DA sees no link so far between weapons possession, Texas blast

Story highlights

  • So far, no links have been made between the charge and the accident
  • The powerful fire and blast occurred in April
  • A DA says the Texas Rangers performed a "thorough investigation"

Authorities in Texas have so far found no link between a deadly fertilizer plant explosion last spring and a charge of possession of a prohibited weapon filed against a paramedic who responded to that blast.

A fire at West Fertilizer Company on April 17 led to the ammonium nitrate explosion, which killed 15 people -- most of them firefighters and paramedics -- and devastated West, a small town south of Dallas.

The blast showed up on seismographs as a small earthquake and flattened or damaged dozens of homes, two schools and a nursing home nearby.

Texas fertilizer plant fell through 'patchwork' of safety rules

Later, Bryce Reed, who was one of the emergency workers who responded to the explosion, was charged with having possessed materials for a pipe bomb.

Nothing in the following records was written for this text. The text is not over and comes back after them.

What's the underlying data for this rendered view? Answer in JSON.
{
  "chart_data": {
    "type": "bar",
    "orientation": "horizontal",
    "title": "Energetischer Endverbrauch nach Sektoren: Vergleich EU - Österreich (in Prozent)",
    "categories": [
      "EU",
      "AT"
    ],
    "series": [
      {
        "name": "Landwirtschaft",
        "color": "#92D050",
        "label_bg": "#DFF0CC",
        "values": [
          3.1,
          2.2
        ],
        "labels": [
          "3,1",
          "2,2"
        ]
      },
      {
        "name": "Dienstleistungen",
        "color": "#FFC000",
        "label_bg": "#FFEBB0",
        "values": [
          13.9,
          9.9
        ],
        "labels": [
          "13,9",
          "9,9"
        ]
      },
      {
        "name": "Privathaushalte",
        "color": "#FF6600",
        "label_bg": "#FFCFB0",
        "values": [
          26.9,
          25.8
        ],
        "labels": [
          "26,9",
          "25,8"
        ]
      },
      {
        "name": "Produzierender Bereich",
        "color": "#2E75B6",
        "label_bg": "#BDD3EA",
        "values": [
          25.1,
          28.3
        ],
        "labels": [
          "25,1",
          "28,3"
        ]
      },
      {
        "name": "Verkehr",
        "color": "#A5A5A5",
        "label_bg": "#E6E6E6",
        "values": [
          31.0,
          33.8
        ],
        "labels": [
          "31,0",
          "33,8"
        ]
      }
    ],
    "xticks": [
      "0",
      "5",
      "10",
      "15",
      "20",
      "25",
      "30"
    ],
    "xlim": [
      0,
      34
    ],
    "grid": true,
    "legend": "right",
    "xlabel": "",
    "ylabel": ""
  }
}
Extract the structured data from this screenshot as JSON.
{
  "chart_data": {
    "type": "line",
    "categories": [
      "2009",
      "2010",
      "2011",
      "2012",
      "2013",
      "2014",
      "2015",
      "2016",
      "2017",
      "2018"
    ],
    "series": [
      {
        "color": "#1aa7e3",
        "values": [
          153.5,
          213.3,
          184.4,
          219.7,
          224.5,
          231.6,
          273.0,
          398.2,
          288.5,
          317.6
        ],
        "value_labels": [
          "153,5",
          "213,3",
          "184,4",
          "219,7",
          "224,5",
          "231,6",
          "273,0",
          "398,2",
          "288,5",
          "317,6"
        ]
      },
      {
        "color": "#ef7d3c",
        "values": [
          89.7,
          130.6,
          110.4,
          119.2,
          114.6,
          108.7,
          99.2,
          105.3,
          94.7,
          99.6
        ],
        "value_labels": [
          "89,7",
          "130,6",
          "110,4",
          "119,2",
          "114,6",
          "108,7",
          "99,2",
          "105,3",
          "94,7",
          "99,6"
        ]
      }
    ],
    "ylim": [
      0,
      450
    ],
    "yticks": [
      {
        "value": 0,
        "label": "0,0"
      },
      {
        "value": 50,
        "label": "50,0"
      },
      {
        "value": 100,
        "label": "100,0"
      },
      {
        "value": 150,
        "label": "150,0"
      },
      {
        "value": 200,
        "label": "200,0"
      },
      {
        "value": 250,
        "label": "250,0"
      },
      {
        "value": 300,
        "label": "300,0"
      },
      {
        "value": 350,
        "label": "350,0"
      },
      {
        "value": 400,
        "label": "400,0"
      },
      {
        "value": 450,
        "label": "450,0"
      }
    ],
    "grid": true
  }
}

"Based on the information I have reviewed thus far," Abel Reyna, McLennan County criminal district attorney said in a statement Tuesday, "I have not seen any credible evidence linking Bryce Reed's alleged possession of a prohibited weapon to the fire and subsequent explosion at the West Fertilizer Plant."

Reyna said the Texas Rangers performed a "thorough investigation regarding Mr. Reed's alleged possession of a prohibited weapon" and passed along reports and material to him.

"However, I still have additional material to review," he said.